Mathieu van der Poel said that he "didn't have the legs to react to everybody" after an Amstel Gold Race in which he was watched constantly, and eventually had to settle for fourth.
The Alpecin-Fenix rider was clearly heavily leaned upon throughout the race, as his competitors looked to the Dutch rider to make a move. A week on from his Tour of Flanders victory, he was marked as the out-and-out favourite for the race, especially in the continued absence of Wout van Aert.
When the eventual crucial move was made by Michał Kwiatkowski, who would go on to win, and then followed by Benoît Cosnefroy, Van der Poel was forced to lead the chase behind. This was not helped by the presence of Kwiatkowski's Ineos Grenadiers teammate Tom Pidcock in that group, causing a tactical headache.

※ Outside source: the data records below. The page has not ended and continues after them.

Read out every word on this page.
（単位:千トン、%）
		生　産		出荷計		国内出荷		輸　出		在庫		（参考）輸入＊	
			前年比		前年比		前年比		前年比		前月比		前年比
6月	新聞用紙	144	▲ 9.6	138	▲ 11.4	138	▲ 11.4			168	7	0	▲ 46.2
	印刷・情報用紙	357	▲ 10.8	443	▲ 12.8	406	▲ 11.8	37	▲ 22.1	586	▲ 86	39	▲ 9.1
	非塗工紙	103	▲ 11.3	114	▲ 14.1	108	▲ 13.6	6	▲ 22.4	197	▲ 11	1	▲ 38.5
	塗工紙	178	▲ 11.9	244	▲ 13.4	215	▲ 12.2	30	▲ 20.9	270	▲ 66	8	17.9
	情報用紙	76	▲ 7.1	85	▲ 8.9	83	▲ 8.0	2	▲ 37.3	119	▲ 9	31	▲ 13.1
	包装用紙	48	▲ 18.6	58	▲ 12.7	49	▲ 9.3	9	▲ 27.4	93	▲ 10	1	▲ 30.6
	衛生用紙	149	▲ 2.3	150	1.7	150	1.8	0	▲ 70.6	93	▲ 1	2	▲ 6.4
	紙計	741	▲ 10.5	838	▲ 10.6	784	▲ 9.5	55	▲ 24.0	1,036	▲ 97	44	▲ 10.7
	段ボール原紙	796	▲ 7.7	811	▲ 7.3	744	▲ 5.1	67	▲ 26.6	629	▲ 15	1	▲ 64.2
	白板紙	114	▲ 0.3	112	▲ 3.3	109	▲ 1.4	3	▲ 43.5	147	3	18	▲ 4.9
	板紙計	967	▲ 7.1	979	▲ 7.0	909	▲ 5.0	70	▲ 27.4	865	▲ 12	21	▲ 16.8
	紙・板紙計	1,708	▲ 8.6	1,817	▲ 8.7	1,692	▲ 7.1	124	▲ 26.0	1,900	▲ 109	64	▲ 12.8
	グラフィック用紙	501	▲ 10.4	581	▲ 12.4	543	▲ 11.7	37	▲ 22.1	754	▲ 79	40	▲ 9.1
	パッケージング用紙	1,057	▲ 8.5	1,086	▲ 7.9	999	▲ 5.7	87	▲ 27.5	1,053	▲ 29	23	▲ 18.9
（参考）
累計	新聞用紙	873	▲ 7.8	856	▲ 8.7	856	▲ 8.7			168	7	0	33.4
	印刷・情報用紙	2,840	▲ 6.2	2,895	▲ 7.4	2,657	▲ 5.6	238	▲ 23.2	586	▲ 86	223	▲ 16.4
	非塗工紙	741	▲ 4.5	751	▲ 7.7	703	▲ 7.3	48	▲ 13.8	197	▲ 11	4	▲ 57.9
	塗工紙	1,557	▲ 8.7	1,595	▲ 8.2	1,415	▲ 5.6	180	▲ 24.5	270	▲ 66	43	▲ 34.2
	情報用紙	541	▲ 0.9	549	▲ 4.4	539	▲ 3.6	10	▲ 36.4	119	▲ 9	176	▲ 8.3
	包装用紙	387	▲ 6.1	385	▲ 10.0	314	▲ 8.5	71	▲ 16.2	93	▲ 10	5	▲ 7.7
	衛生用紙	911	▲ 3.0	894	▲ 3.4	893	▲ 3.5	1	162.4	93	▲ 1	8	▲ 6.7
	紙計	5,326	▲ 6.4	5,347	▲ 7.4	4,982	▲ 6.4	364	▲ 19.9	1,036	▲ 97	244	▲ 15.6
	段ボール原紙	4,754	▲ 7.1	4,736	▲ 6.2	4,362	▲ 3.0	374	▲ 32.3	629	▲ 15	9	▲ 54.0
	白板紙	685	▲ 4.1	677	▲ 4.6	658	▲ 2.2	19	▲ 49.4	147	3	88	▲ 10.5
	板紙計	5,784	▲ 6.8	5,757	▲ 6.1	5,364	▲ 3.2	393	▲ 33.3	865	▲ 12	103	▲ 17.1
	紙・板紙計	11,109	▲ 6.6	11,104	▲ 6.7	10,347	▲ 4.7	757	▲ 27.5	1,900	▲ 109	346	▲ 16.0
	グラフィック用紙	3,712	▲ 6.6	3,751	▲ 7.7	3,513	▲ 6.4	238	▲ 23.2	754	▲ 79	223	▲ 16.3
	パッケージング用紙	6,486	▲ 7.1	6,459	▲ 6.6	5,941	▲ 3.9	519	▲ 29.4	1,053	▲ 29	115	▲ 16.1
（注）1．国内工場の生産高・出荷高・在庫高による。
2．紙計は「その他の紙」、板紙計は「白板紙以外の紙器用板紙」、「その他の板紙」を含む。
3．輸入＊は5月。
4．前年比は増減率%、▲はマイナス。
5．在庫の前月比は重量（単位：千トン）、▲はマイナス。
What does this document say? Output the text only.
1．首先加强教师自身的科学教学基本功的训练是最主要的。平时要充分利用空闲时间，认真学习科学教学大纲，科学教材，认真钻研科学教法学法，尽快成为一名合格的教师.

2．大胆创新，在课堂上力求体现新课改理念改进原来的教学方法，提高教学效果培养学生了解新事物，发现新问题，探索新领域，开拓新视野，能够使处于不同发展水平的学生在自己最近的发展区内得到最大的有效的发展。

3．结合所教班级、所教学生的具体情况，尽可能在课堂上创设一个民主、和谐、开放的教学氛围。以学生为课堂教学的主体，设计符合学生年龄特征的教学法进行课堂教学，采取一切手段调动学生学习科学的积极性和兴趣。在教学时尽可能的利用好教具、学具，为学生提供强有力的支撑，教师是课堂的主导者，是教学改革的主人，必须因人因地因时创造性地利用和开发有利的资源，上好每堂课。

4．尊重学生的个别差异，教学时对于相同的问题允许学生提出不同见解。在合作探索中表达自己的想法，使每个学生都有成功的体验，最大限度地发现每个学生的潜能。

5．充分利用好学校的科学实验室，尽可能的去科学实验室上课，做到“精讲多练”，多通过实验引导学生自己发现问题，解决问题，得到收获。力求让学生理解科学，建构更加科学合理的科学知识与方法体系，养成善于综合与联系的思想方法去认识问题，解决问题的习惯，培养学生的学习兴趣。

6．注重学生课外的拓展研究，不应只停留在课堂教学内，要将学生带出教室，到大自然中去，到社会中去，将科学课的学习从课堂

"Amstel is always a hard race, even when it’s controlled," Van der Poel said immediately post-race. "You already have all the steep climbs, so that hurts."
"The decisive move on the Keutenberg was ok, I took my own pace, was with the group, and I knew it was going to be dangerous especially with the two Ineos guys," the Dutchman continued. "It was a bit tactical and I didn’t have the legs to react to everybody. I gambled a little bit, and it didn’t work out today."
For a time it looked like there could be a repeat of the 2019 edition, where Van der Poel came from nowhere to triumph in the final hundred metres.
In the win that really launched his road career, the Dutchman dragged a whole bunch along with him in his attempt to get back to the front of the race, then sprinted from the front to victory.
However, Kwiatkowski and Cosnefroy had too much of a gap for the chasers to return, and a move by Tiesj Benoot in the final kilometre only gained him third place. Van der Poel won the sprint for fourth behind, of course.
"I’m where I want to be," the Dutchman said. "And I think Amstel is a race that doesn’t suit me as good as the Ronde, so I’m happy to be in front again, and it’s a matter of decisions to try and take the win today."
Next week he will line up at Paris-Roubaix, again with the weight of expectation hanging over him, after his brilliant form this spring, and his third place there in 2021. Describing it as "completely different", Van der Poel might well have to have a rethink of his tactics as he heads to the cobbles of northern France.